Verified Critical Step Optimization for LLM Agents

As large language model agents tackle increasingly complex long-horizon tasks, effective post-training becomes critical. Prior work faces fundamental challenges: outcome-only rewards fail to precisely attribute credit to intermediate steps, estimated step-level rewards introduce systematic noise, and Monte Carlo sampling approaches for step reward estimation incur prohibitive computational cost. Inspired by findings that only a small fraction of high-entropy tokens drive effective RL for reasoning, we propose Critical Step Optimization (CSO), which focuses preference learning on verified critical steps, decision points where alternate actions demonstrably flip task outcomes from failure to success. Crucially, our method starts from failed policy trajectories rather than expert demonstrations, directly targeting the policy model's weaknesses. We use a process reward model (PRM) to identify candidate critical steps, leverage expert models to propose high-quality alternatives, then continue execution from these alternatives using the policy model itself until task completion. Only alternatives that the policy successfully executes to correct outcomes are verified and used as DPO training data, ensuring both quality and policy reachability. This yields fine-grained, verifiable supervision at critical decisions while avoiding trajectory-level coarseness and step-level noise. Experiments on GAIA-Text-103 and XBench-DeepSearch show that CSO achieves 37% and 26% relative improvement over the SFT baseline and substantially outperforms other post-training methods, while requiring supervision at only 16% of trajectory steps. This demonstrates the effectiveness of selective verification-based learning for agent post-training.
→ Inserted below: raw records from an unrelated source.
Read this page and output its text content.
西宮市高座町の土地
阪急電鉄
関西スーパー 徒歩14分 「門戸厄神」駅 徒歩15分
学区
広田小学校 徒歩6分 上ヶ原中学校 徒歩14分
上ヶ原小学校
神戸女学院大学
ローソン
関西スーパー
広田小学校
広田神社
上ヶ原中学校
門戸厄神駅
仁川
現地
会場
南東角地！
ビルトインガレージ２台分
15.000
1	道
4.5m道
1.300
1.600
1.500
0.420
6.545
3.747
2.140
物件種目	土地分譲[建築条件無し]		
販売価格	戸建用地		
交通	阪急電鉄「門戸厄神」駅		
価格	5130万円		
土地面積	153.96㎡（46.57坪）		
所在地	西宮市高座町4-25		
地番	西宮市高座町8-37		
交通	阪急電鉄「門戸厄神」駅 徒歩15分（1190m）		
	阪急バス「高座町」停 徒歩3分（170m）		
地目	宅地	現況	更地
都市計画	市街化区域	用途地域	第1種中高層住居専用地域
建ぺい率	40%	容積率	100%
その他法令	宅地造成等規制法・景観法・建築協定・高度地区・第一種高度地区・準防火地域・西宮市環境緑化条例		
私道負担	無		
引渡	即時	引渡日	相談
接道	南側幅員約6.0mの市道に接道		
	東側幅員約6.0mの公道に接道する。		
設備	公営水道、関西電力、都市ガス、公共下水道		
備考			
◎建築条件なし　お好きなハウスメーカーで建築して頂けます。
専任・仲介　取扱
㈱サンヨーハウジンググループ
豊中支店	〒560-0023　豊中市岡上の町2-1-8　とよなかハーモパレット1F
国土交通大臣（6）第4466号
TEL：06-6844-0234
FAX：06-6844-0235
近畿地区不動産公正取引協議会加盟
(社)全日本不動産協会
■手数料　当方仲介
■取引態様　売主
翻译：随着大语言模型智能体处理日益复杂的长期任务，有效的后训练变得至关重要。先前的工作面临根本性挑战：仅基于结果的奖励无法精确归因于中间步骤，估计的步骤级奖励会引入系统性噪声，而用于步骤奖励估计的蒙特卡洛采样方法则带来难以承受的计算成本。受"仅有一小部分高熵标记能有效驱动推理强化学习"这一发现的启发，我们提出了关键步骤优化（CSO），该方法将偏好学习聚焦于已验证的关键步骤——即那些可证明能通过不同行动将任务结果从失败翻转为成功的决策点。关键在于，我们的方法从失败的策略轨迹而非专家示范出发，直接针对策略模型的弱点。我们使用过程奖励模型（PRM）来识别候选关键步骤，利用专家模型提出高质量的替代行动，然后使用策略模型本身从这些替代行动继续执行直至任务完成。只有那些策略成功执行并产生正确结果的替代行动才会被验证并用作DPO训练数据，从而确保质量和策略可达性。这能在关键决策点提供细粒度、可验证的监督，同时避免了轨迹级监督的粗糙性和步骤级监督的噪声。在GAIA-Text-103和XBench-DeepSearch上的实验表明，CSO相比SFT基线分别实现了37%和26%的相对提升，并显著优于其他后训练方法，同时仅需对16%的轨迹步骤进行监督。这证明了基于选择性验证的学习对于智能体后训练的有效性。